Maireana ovata is a species of flowering plant in the family Amaranthaceae and is endemic to central Australia. It is a small, densely branched shrub with densely woolly branches, narrowly egg-shaped to broadly triangular leaves, bisexual flowers and a fruiting perianth with a translucent wing.

==Description==
Maireana ovata is a densely branched shrub that typically grows to a height of up to 30 cm and has densely woolly branches.

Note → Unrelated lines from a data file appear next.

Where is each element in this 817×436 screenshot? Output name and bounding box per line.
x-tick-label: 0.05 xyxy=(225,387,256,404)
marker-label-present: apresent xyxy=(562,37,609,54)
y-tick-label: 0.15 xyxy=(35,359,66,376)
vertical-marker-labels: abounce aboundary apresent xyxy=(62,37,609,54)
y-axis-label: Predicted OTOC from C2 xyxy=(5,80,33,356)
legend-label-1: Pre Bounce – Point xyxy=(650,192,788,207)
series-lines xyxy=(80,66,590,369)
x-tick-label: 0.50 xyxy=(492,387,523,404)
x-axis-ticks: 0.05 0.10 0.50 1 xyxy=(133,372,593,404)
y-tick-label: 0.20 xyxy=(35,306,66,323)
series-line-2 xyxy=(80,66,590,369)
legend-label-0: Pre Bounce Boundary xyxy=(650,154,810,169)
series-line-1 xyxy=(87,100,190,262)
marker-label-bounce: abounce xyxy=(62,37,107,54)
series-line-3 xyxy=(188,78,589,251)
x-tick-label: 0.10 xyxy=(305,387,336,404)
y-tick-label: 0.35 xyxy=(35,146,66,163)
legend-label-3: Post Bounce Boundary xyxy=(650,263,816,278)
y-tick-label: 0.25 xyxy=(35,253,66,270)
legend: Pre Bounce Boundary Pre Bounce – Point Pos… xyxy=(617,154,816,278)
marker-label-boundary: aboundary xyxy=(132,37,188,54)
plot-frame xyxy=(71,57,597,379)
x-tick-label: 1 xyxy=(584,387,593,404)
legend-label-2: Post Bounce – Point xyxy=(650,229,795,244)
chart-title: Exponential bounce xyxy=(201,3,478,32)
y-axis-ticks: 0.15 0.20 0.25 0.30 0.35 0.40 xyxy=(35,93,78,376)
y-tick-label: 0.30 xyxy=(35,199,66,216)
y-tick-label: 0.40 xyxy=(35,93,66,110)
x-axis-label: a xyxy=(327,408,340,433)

The leaves are arranged alternately, narrowly egg-shaped to broadly triangular, mostly 2–5 mm long and loosely covered with woolly hairs. The flowers are bisexual, the fruiting perianth small and pale yellow when dry, with a hemispherical tube 1 mm high and 1.5 mm in diameter. The wing is translucent, 4–6 mm in diameter.

==Taxonomy==
This species was first formally described in 1955 by Ernest Horace Ising, who gave it the name Kochia ovata in the Transactions of the Royal Society of South Australia from specimens he collected at Evelyn Downs, 90 mi south-east of Oodnadatta in 1952. In 1975, Paul G. Wilson transferred the species to Maireana as M. ovata in the journal Nuytsia. The specific epithet (ovata) means 'ovate'.

==Distribution and habitat==
Maireana ovata is found in central Australia where it grows on sandy rises and the eroded slopes of stony hills in the south of the Northern Territory, central South Australia and the Western Plains of New South Wales.

==Conservation status==
Maireana ovata is listed as "near threatened" under the Northern Territory Territory Parks and Wildlife Conservation Act.